This article describes how nano metalenses work and what they can be used for.
Spoiler alert: they can't be used to replace your smartphone's camera lenses yet, but can be used for IR distance sensors used on drones and soon, polarization sensors that will be able to tell materials apart and even detect cracks in concrete.
AI-equipped cars with a real sense of feeling in their tires. It’ll be like the sensation of touch for them. Everything they run over, they will feel. Make them learn that animals feel gross to touch. Make them feel remorse for running over a human. Boom! Self-driving safety solved!
I feel like this would be much easier to accomplish with acoustic sensors and wheel/suspension telemetry, given that an attentive human driver can sort of "feel" the road surface already.
Not right now. Sounds like they are working on lenses that could one day work with colored light for cameras. Maybe after that, they could be used for specials?
Therre's a diagram in TFA, comparing the construction of a conventional lens with a metalens.
The diagram shows two labelled parts that I didn't understand:
a) Glass plate with bandpass filter
b) Near-infrared contact image sensor
The legend doesn't say, but I suspect the diagrams show a distance sensor, not a camera. So I assume the infrared lasers have been omitted from the diagram. Also, I'd quite like to know a bit more about the optical bandpass filter. I suppose any "transparent" material is effectively a bandpass filter; this one presumably passes near-infrared, so is it like the dark-red plastic filter on a TV remote?
Optical bandpass filters are used to fine-tune the bandwidth of the sensor, as most sensors actually have pretty wide bandwidths.

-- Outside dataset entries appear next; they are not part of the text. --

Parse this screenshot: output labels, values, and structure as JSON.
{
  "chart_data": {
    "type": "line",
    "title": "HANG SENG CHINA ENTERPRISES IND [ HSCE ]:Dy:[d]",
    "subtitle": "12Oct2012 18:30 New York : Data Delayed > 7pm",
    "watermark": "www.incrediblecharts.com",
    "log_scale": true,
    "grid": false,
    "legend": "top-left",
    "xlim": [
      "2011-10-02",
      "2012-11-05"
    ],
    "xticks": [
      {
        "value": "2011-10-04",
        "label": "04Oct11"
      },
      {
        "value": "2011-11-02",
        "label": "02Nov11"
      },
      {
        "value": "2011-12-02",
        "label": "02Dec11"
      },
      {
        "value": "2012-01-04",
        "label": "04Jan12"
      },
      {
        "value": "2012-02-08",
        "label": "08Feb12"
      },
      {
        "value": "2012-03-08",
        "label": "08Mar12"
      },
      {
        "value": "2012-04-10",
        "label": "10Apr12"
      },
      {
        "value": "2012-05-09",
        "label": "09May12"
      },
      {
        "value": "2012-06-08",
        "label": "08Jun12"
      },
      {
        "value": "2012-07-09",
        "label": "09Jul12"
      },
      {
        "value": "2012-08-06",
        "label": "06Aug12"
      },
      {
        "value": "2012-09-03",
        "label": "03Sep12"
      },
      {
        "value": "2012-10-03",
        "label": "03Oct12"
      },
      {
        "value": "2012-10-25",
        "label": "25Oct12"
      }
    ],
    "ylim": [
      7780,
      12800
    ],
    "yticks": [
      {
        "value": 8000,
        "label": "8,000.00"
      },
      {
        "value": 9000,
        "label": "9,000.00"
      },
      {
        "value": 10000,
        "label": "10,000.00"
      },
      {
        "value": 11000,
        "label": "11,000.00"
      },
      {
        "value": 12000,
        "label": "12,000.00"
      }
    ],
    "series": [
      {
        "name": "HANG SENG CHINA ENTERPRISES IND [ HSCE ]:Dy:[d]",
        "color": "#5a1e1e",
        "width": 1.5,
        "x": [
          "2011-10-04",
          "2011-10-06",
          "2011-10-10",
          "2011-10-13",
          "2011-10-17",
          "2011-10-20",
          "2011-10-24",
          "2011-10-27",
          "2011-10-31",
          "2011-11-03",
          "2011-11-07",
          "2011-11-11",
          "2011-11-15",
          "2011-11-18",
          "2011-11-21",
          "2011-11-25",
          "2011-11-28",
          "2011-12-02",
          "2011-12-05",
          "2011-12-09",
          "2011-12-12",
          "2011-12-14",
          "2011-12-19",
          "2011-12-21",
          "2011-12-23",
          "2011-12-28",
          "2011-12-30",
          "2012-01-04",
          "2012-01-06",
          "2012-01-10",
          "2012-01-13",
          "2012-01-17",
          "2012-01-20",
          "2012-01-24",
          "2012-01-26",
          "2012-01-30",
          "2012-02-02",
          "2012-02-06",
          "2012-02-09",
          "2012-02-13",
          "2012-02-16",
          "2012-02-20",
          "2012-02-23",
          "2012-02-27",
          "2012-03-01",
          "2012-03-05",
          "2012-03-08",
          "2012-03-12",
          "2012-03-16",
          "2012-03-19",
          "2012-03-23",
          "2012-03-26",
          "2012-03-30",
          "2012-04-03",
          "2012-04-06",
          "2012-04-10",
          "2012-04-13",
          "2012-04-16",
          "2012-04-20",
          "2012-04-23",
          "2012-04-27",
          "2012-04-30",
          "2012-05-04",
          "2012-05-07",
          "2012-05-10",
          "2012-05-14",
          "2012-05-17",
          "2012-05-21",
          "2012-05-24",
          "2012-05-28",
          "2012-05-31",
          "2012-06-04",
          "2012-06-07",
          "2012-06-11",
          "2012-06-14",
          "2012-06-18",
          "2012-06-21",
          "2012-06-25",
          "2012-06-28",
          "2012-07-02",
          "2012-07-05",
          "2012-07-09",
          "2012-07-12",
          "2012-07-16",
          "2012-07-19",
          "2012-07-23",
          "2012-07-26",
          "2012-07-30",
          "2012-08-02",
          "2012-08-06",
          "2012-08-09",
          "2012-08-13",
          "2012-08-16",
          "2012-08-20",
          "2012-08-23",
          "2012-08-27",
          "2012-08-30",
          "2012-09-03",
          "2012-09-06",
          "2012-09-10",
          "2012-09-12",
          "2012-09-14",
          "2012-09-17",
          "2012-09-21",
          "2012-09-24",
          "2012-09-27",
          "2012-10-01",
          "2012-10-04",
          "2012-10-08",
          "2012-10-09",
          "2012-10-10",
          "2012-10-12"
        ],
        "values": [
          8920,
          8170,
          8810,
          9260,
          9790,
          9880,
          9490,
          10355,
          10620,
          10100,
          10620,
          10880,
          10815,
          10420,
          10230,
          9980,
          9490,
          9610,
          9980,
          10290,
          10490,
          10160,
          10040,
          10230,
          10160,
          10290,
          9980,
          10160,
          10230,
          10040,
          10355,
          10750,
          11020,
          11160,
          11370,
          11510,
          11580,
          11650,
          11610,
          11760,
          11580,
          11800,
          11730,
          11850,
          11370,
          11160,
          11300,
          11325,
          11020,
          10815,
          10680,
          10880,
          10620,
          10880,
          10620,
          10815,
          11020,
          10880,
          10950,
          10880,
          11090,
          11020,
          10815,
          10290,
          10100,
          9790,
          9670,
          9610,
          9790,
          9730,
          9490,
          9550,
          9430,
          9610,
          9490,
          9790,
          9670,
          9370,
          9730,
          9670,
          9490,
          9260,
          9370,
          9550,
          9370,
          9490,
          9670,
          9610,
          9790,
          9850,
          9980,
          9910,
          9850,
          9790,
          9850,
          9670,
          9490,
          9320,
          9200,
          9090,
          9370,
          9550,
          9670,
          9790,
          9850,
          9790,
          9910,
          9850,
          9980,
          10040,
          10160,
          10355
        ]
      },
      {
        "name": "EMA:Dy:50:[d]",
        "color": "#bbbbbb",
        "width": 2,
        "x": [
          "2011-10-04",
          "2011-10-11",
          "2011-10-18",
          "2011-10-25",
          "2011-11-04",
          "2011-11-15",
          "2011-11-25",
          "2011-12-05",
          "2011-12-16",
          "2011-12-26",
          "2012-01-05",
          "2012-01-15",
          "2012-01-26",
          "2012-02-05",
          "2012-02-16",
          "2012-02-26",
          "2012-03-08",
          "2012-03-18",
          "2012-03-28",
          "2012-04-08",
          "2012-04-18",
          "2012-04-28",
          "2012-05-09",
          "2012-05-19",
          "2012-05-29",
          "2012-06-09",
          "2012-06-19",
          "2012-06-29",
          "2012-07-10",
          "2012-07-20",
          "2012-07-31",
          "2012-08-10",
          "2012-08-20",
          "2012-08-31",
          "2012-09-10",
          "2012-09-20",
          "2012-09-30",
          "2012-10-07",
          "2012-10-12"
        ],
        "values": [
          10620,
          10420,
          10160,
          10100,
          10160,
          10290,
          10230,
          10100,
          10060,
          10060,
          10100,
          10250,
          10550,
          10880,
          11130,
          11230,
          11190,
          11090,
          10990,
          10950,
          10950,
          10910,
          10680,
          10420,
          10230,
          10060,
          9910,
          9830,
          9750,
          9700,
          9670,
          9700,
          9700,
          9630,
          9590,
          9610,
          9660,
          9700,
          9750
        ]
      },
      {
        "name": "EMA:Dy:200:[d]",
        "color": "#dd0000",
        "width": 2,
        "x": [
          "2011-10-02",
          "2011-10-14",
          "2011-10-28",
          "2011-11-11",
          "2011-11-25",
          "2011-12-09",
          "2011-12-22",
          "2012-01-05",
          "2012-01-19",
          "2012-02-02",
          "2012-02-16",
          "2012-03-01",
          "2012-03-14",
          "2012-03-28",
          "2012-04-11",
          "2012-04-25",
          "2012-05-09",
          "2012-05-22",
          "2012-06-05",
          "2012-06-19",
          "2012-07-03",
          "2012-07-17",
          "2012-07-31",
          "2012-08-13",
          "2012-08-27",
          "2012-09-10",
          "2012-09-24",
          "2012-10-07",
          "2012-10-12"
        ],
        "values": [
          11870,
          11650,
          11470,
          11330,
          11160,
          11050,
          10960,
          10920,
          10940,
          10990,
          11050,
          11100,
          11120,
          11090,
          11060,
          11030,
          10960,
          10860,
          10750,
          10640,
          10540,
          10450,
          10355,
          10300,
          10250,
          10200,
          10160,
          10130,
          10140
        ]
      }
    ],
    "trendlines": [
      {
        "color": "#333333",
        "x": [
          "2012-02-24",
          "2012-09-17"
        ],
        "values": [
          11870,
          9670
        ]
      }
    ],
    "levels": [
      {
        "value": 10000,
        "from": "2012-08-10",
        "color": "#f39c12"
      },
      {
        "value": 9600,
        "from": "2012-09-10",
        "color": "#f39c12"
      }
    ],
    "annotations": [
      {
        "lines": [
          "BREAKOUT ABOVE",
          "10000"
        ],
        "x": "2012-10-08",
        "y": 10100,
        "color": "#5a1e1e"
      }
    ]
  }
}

Typical silicon sensors have sensitivity extending well into the IR, which can confuse people when their pictures show lights they can't see. This can totally be made using something like the dark-red filter on the TV remote (reversed, it'd block red so appear blue), but fancier ones will use thin-film coatings to achieve steeper roll-offs. I don't see how meta-lenses are supposed to achieve this effect. They may use absorbing substrate, or may add a backside coating.
Contact image sensors are image sensors designed to be slapped right up against something. They're used in scanners and surface inspection sensors. No clue how this relates to meta-lenses.
I suspect it's just a bad diagram. Their barrel design is impossible to manufacture.
Seems like one of the obvious applications. I wonder why it isn't mentioned. Is there a technical limitation that make it impractical? Size maybe, the lens shown in the article are all tiny and I guess lens that would be practical for AR/VR would be really expensive.
> Is there a technical limitation that make it impractical?
Yes. Diffractive optics (which includes meta-lenses) have significant wavelength dependence. Visible light is 400-700nm, which are different by about a factor of 2. This means blue light will focus almost twice as far away as red light does.
The neat bit is this is actually the reverse of how refractive optics behave, which means you can use both together and cancel out a significant portion of chromatic aberration. If we can scale up the manufacturing (and ideally apply them to curved surfaces) they could improve performance and reduce complexity and weight of VR/AR optics.
Speaking of Fresnel lenses, one of the coolest applications is a plastic "wide-angle lens" sticker that you could affix to your car's rear window (https://www.amazon.de/-/en/WIDE-ANGLE-WINDOW-FRESNEL-OPTICAL...) to increase the field of view. Their popularity has dropped since the advent of "back-up cameras" however.
The process starts by illuminating a scene with a monochromatic light source—a
laser.
What that means is that this only works with monochromatic light. The focal distance would be different for each wavelength. That's why it's useful for laser range finding. You would need to illuminate with several different lasers to get a "full color" image, and likely have multiple lenses... although some are tunable.
So it's not gonna work for standard glasses, current VR or anything else like that.
Spoiler alert: they can't be used to replace your smartphone's camera lenses yet, but can be used for IR distance sensors used on drones and soon, polarization sensors that will be able to tell materials apart and even detect cracks in concrete.